Access to the URL you are redirecting your users to will not be blocked using country blocking, because this would result in an infinite loop where a blocked user is redirected to a URL where they are blocked and redirected to the same URL.
Block countries even if they are logged in
Usually, you will want to leave this option unselected, unless you have someone who has already created a user account and is logged in who you now want to block. If you use country blocking on your whole site, including the login form, it is not possible for someone to login or register a new account, and therefore you will not need to worry about logged-in users from your blocked countries accessing your site.
First method to bypass country blocking using advanced options
The first method deals with someone who is currently in a blocked country but to whom you want to give access to your site. You can create a page and use it as a special hidden URL so that when visitors access that URL they will be redirected to another URL on your site that you define. Wordfence will then set a special cookie that lets them bypass country blocking. To set this up, simply fill in the two fields shown that define what the hidden URL is and where the user should be redirected to after Wordfence has set the special bypass cookie on your visitor’s device.

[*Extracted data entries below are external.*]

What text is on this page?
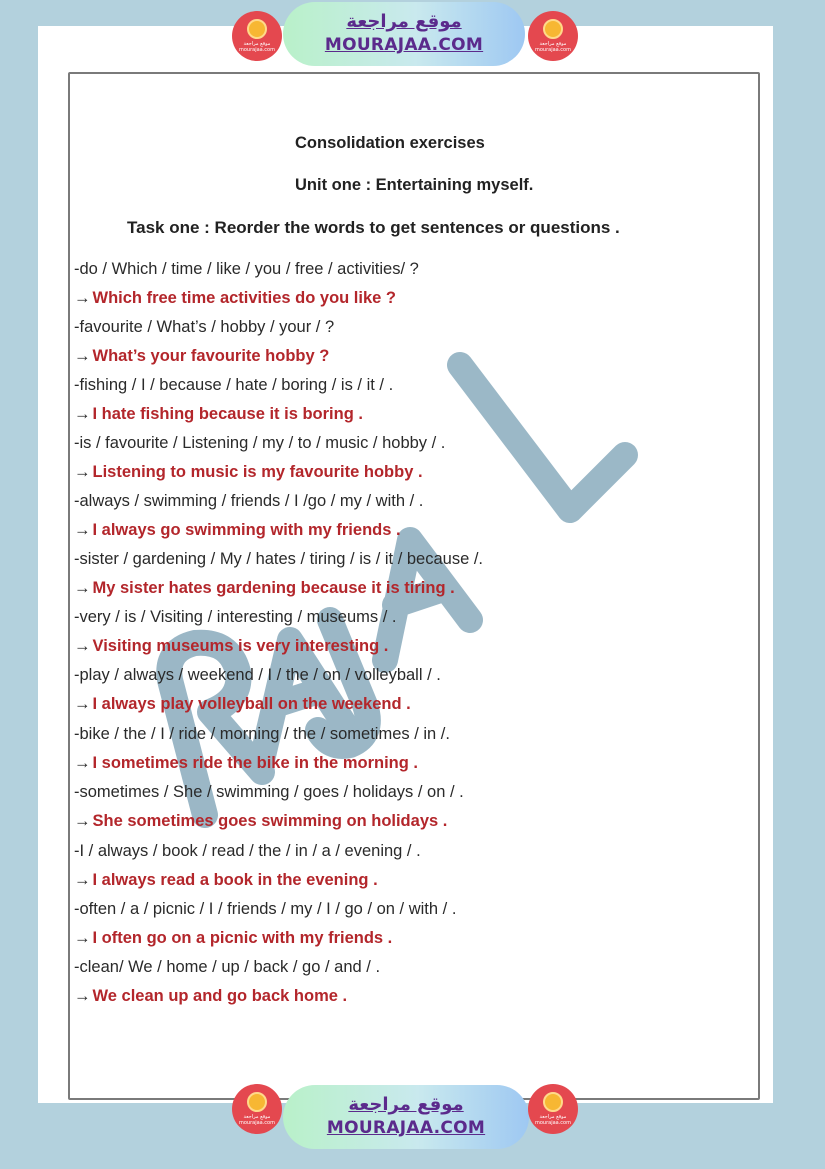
موقع مراجعة mourajaa.com
موقع مراجعة
MOURAJAA.COM	موقع مراجعة mourajaa.com
Consolidation exercises
Unit one : Entertaining myself.
Task one : Reorder the words to get sentences or questions .
-do / Which / time / like / you / free / activities/ ?
→ Which free time activities do you like ?
-favourite / What’s / hobby / your / ?
→ What’s your favourite hobby ?
-fishing / I / because / hate / boring / is / it / .
→ I hate fishing because it is boring .
-is / favourite / Listening / my / to / music / hobby / .
→ Listening to music is my favourite hobby .
-always / swimming / friends / I /go / my / with / .
→ I always go swimming with my friends .
-sister / gardening / My / hates / tiring / is / it / because /.
→ My sister hates gardening because it is tiring .
-very / is / Visiting / interesting / museums / .
→ Visiting museums is very interesting .
-play / always / weekend / I / the / on / volleyball / .
→ I always play volleyball on the weekend .
-bike / the / I / ride / morning / the / sometimes / in /.
→ I sometimes ride the bike in the morning .
-sometimes / She / swimming / goes / holidays / on / .
→ She sometimes goes swimming on holidays .
-I / always / book / read / the / in / a / evening / .
→ I always read a book in the evening .
-often / a / picnic / I / friends / my / I / go / on / with / .
→ I often go on a picnic with my friends .
-clean/ We / home / up / back / go / and / .
→ We clean up and go back home .
موقع مراجعة mourajaa.com
موقع مراجعة
MOURAJAA.COM
موقع مراجعة mourajaa.com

For the setting “If user hits the URL”, add in the special URL here and make it relative:
For the setting “then redirect that user to”, you might want to make this your home page or some other starting point for the user once they have their special cookie set. This URL also needs to be relative:
Second method to bypass country blocking using advanced options
This second method is a way to ensure that someone who CURRENTLY has access to your website is not blocked in the future by country blocking.
For the setting “If user who is allowed to access the site views the relative URL”, then enter a hidden URL which needs to be relative:
If any of your visitors hit that URL then they will receive a special cookie that will allow them to bypass country blocking in the future in case they get blocked. You can use this feature if you have a traveling team member who is visiting a blocked country and who needs access to your site. They can visit the special URL you define here before they leave the country. Then once they are inside the blocked country, country-blocking will not block them from accessing your site.
Please note that the URL does not have to exist on your site and you can make up any URL that you want to.